I suppose no one can be a part of this Movement for decade after decade and not occasionally wish that someone else could take over for them in the greatest movement for social justice of our time. Fighting principalities and powers day in day out will test anyone’s mettle.

To which Fr. Neuhaus says simply, “We Shall Not Weary, We Shall Not Rest.” Not that we cannot but we shall not grow weary or choose to rest. 

But how can that be? Is there some law that says we cannot lay that burden down when it is heaviest, ask for a substitute when we are bone-weary?

Actually there is. Only it is not some statute found on the books but a law written on our hearts. You and I could no more abandon the little ones than we could voluntarily stop breathing. It is what we were put on this earth to do.
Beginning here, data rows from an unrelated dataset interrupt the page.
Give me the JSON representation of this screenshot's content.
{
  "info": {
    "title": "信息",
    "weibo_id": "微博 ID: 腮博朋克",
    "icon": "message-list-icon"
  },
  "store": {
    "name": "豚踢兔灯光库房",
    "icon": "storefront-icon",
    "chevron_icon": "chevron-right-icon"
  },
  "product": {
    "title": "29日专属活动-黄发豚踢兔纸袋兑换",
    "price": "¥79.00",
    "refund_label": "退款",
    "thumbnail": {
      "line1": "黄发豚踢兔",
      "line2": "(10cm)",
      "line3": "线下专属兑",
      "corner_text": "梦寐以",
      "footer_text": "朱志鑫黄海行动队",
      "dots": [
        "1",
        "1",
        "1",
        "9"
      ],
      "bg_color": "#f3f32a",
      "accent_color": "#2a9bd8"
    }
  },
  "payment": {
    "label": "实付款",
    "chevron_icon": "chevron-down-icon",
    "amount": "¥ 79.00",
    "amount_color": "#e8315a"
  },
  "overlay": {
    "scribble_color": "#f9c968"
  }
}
Fr. Neuhaus puts it this way, in his typically graceful manner:

“We shall not weary, we shall not rest, until every unborn child is protected in law and welcomed in life. We shall not weary, we shall not rest, until all the elderly who have run life’s course are protected against despair and abandonment, protected by the rule of law and the bonds of love. We shall not weary, we shall not rest, until every young woman is given the help she needs to recognize the problem of pregnancy as the gift of life. We shall not weary, we shall not rest, as we stand guard at the entrance gates and the exit gates of life, and at every step along way of life, bearing witness in word and deed to the dignity of the human person–of every human person.”

I was going to highlight several of Neuhaus’s keen insights, but on second thought I run the risk of severely diminishing their power by paraphrasing. So by borrowing extensively from his speech, let me just make one other related point.
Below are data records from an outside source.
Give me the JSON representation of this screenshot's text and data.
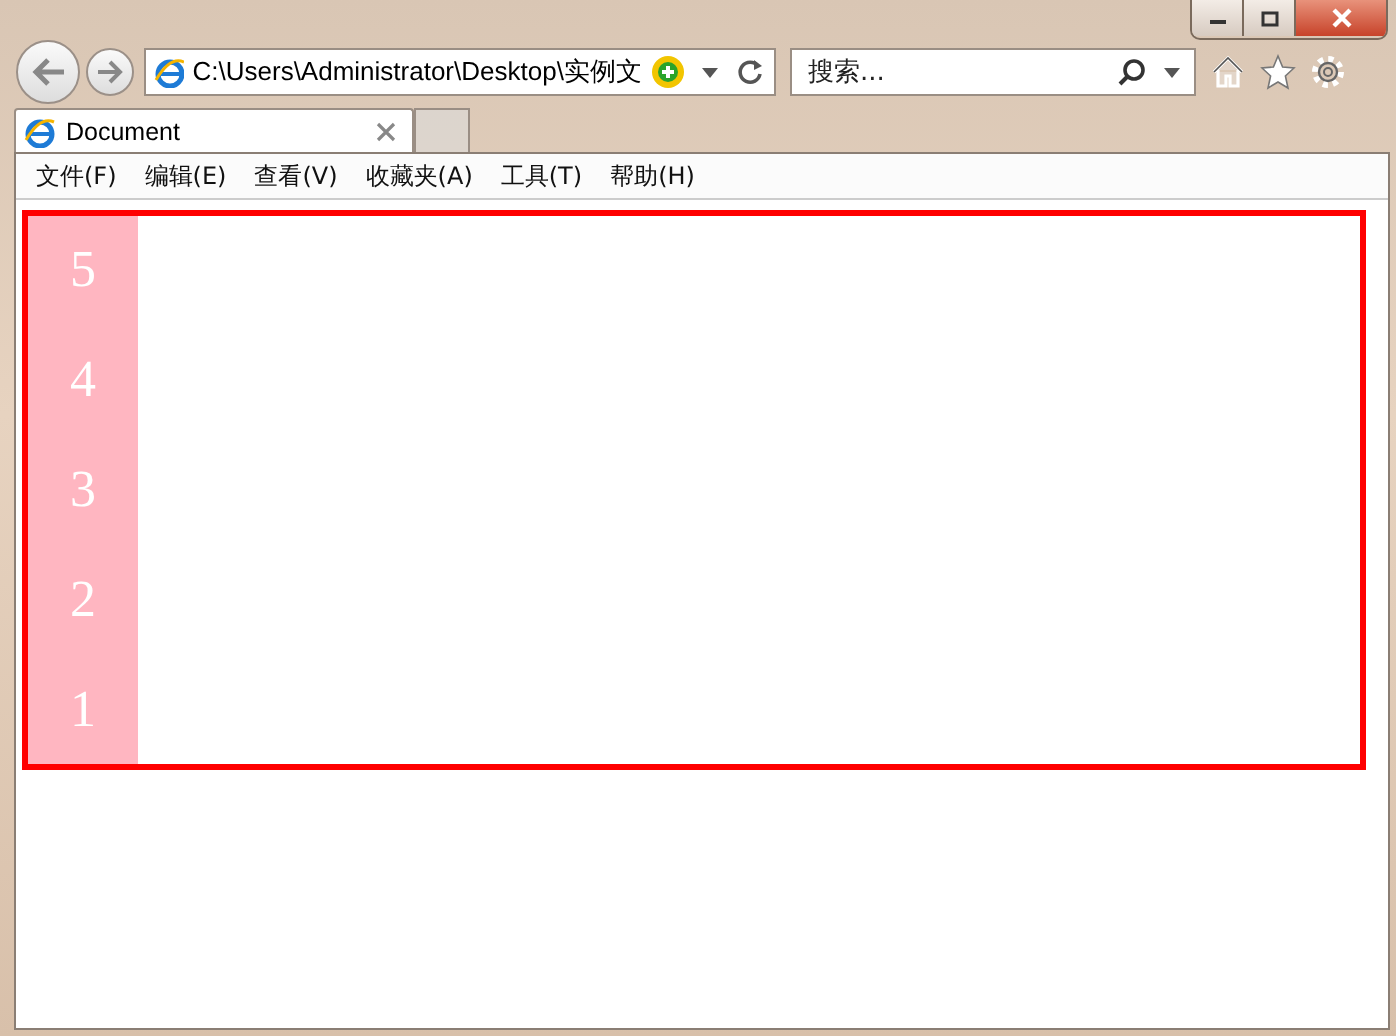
{
  "address_bar": {
    "value": "C:\\Users\\Administrator\\Desktop\\实例文"
  },
  "search": {
    "placeholder": "搜索..."
  },
  "tabs": [
    {
      "label": "Document",
      "selected": true
    }
  ],
  "menu": [
    "文件(F)",
    "编辑(E)",
    "查看(V)",
    "收藏夹(A)",
    "工具(T)",
    "帮助(H)"
  ],
  "page": {
    "numbers": [
      "5",
      "4",
      "3",
      "2",
      "1"
    ]
  }
}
The cause of life–the greatest human rights cause of not just our time but all times–is rooted in a deep, almost mystical understanding of the dignity of the human person. “We contend,” Neuhaus told his audience, “and we contend relentlessly, for the dignity of the human person, of every human person, created in the image and likeness of God, destined from eternity for eternity–every human person, no matter how weak or how strong, no matter how young or how old, no matter how productive or how burdensome, no matter how welcome or how inconvenient. Nobody is a nobody; nobody is unwanted. All are wanted by God, and therefore to be respected, protected, and cherished by us.”
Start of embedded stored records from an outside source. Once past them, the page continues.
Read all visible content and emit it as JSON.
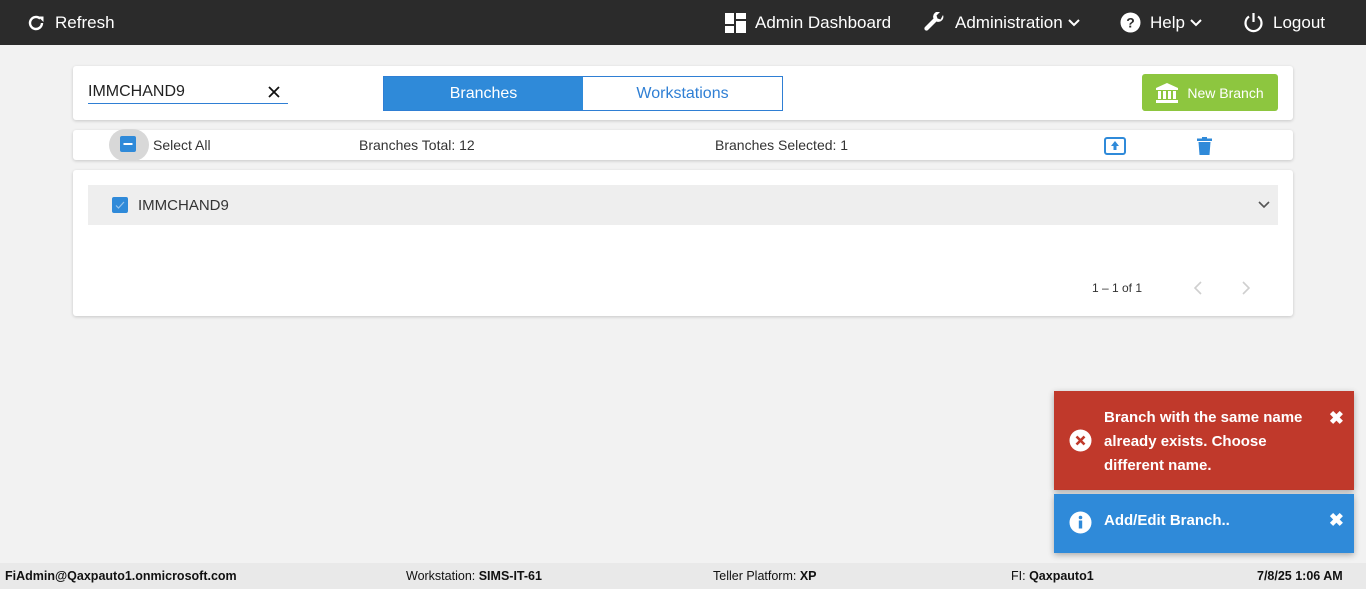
{
  "nav": {
    "refresh": "Refresh",
    "admin_dashboard": "Admin Dashboard",
    "administration": "Administration",
    "help": "Help",
    "logout": "Logout"
  },
  "search": {
    "value": "IMMCHAND9",
    "placeholder": ""
  },
  "tabs": {
    "branches": "Branches",
    "workstations": "Workstations",
    "active": "Branches"
  },
  "new_branch": "New Branch",
  "bar": {
    "select_all": "Select All",
    "total": "Branches Total: 12",
    "selected": "Branches Selected: 1"
  },
  "list": {
    "items": [
      {
        "label": "IMMCHAND9",
        "checked": true
      }
    ],
    "pager": "1 – 1 of 1"
  },
  "toasts": {
    "error": "Branch with the same name already exists. Choose different name.",
    "info": "Add/Edit Branch.."
  },
  "status": {
    "user": "FiAdmin@Qaxpauto1.onmicrosoft.com",
    "workstation_label": "Workstation: ",
    "workstation": "SIMS-IT-61",
    "platform_label": "Teller Platform: ",
    "platform": "XP",
    "fi_label": "FI: ",
    "fi": "Qaxpauto1",
    "datetime": "7/8/25 1:06 AM"
  },
  "colors": {
    "nav_bg": "#2b2b2b",
    "accent": "#2f8ad9",
    "new_branch": "#8dc63f",
    "error": "#c0392b"
  }
}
Where you come down on this assertion represents a fork in the road. The road you choose–by commission or omission–says more about us than most people are comfortable admitting.

In the 1960s Neuhaus pastored a poor African American congregation in Brooklyn. He told us of reading a piece by anthropologist Ashley Montagu, one of those typically “enlightened” types who was very influential at the time. Montagu explained in a magazine article the qualifications for a life worth living.

The following Sunday Neuhaus looked out at his flock. “And I saw that day the younger faces of children deprived of most, if not all, of those qualifications on Prof. Montagu’s list.”

Then Neuhaus experienced one of those moments many of us have encountered. “And it struck me then, like a bolt of lightning, a bolt of lightning that illuminated our moral and cultural moment, that Prof. Montagu and those of like mind believed that the people of St. John the Evangelist–people whom I knew and had come to love as people of faith and kindness and endurance and, by the grace of God, hope unvanquished–it struck me then that, by the criteria of the privileged and enlightened, none of these my people had a life worth living. In that moment, I knew that a great evil was afoot. The culture of death is an idea before it is a deed.”

At that moment, Neuhaus knew “that I had been recruited to the cause of the culture of life.” Not for a day or an hour–“To be recruited to the cause of the culture of life is to be recruited for the duration.”

Fr. Neuhaus’s remarks put the struggle that you and I faithfully wage in the larger context of the eternal battle between the Culture of Death and the Culture of Life.

You will finish his remarks knowing why you do what you do and be sustained for the battles in the months and years to come.